The student will learn to use remote sensing software packages such as JMARS and ENVI to: (1) import and combine existing databases of GLFs and
global mineralogy, (2) produce a map of global co-located detections of ice-related secondary mineralogy, and (3) down-select regions of interest (ROIs)
and map individual glacial features and mineral detections to better understand local context. Task 1 is estimated to take 2 months of work at ~10
hours/week. The first four weeks will be spent learning to use the necessary software: doing initial trainings (pre-recorded and with the advisor on hand
for questions), running tutorials, practicing manipulating existing datasets, etc. The second four weeks will be spent sourcing, importing, and cleaning up
the existing datasets from previously published work, then running a subroutine to detect regions of overlap and exporting a new database of co-located
data. The advisor will support this work closely. Task 2 is estimated to take an additional month at 10 hours/week/ The goal of this task is to turn the colocation database into a viewable and useful map, supported by the advisor. The result of Task 2 will be a publishable figure, to be used in the student’s
submitted work. Task 3 is estimated to take 3-4 months in total. The student will select three regions of interest (ROIs) from the map produced in Task 2
for further analysis. ROI #1 analysis will be done over ~2 months at 10 hours/week, closely supervised by the advisor. This analysis will include
geomorphic mapping using published planetary mapping standards, as well as compositional mapping using spectral detections. This will result in a
publishable figure, to be used as part of the student’s final submitted work. Once the student is comfortable with this detailed mapping, they will map two
further ROIs, ideally resulting in two more publishable figures.

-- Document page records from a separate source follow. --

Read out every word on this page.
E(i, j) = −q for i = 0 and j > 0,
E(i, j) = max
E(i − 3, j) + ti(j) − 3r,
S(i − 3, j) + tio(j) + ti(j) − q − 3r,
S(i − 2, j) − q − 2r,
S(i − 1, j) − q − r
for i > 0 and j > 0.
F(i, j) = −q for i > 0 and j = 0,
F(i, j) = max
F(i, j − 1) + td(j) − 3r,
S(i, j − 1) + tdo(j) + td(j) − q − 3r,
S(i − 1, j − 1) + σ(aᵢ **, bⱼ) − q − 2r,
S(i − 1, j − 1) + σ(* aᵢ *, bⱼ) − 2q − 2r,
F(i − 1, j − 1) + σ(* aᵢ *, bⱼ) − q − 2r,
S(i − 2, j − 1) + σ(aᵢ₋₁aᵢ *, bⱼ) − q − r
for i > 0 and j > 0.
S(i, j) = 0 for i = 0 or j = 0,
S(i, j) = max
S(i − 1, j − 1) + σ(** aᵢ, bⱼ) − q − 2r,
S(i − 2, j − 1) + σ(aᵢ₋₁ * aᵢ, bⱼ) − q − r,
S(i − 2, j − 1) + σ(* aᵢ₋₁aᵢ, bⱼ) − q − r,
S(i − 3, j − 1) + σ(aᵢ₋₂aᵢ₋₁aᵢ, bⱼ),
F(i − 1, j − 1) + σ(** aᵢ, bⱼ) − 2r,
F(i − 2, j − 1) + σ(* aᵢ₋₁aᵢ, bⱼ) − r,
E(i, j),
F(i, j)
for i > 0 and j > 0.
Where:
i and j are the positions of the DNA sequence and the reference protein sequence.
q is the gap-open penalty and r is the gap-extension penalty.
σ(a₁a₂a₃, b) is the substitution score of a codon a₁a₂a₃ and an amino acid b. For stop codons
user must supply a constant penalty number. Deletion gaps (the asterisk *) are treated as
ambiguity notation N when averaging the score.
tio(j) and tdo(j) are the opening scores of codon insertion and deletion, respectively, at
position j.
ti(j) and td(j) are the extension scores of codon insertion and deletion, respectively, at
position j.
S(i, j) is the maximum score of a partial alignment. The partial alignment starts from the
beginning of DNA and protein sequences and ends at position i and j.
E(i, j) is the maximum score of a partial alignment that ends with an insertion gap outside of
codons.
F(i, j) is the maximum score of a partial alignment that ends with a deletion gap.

The student will ideally submit an abstract as first author to a conference in their second semester, such as the Lunar and Planetary Science Conference,
using their produced maps and figures as the basis for an abstract. The advisor will support them in the preparation of this abstract and in their final
presentation to the Space Grant Consortium. The student, if they are interested, will also help submit the database generated in Task 1 to the CASSIS
camera team to assist in targeting features of interest on Mars for future mapping.